Information Access Seminar

Audience and Interactivity

Friday, August 31, 2007
3:00 pm to 5:00 pm
Clifford Lynch, I School and CNI

Audience and Interactivity: There has been a lot of discussion about interactive exhibitions and interactive collections, particularly in the context of so-called Web 2.0 services. I will make the argument that these are relatively trivial examples of a much more complex set of challenges that are arising as cultural memory organizations interact with the public through exhibitions and collections; I'll provide some examples and raise a number of research problems that might be explored.
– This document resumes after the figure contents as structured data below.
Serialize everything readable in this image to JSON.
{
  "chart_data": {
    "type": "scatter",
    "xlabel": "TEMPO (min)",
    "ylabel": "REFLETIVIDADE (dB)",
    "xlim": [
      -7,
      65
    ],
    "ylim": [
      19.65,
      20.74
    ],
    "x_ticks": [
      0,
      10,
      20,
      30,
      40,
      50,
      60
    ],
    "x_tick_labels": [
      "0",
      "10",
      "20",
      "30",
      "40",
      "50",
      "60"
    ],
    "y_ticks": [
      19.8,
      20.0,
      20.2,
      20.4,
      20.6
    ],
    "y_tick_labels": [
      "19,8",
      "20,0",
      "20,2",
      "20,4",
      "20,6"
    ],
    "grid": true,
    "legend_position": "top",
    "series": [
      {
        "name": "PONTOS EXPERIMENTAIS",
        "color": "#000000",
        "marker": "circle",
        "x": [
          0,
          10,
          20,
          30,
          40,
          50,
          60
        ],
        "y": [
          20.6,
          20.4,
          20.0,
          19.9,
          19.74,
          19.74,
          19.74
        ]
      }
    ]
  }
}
Clifford Lynch has been the Director of the Coalition for Networked Information (CNI) since July 1997. CNI, jointly sponsored by the Association of Research Libraries and Educause, includes about 200 member organizations concerned with the use of information technology and networked information to enhance scholarship and intellectual productivity.

Prior to joining CNI, Lynch spent 18 years at the University of California Office of the President, the last 10 as Director of Library Automation. Lynch, who holds a Ph.D. in Computer Science from the University of California, Berkeley, is an adjunct professor at Berkeley's School of Information. He is a past president of the American Society for Information Science and a fellow of the American Association for the Advancement of Science and the National Information Standards Organization. Lynch serves on the National Digital Preservation Strategy Advisory Board of the Library of Congress; he was a member of the National Research Council committees that published The Digital Dilemma: Intellectual Property in the Information Infrastructure and Broadband: Bringing Home the Bits, and now serves on the NRC's committee on digital archiving and the National Archives and Records Administration.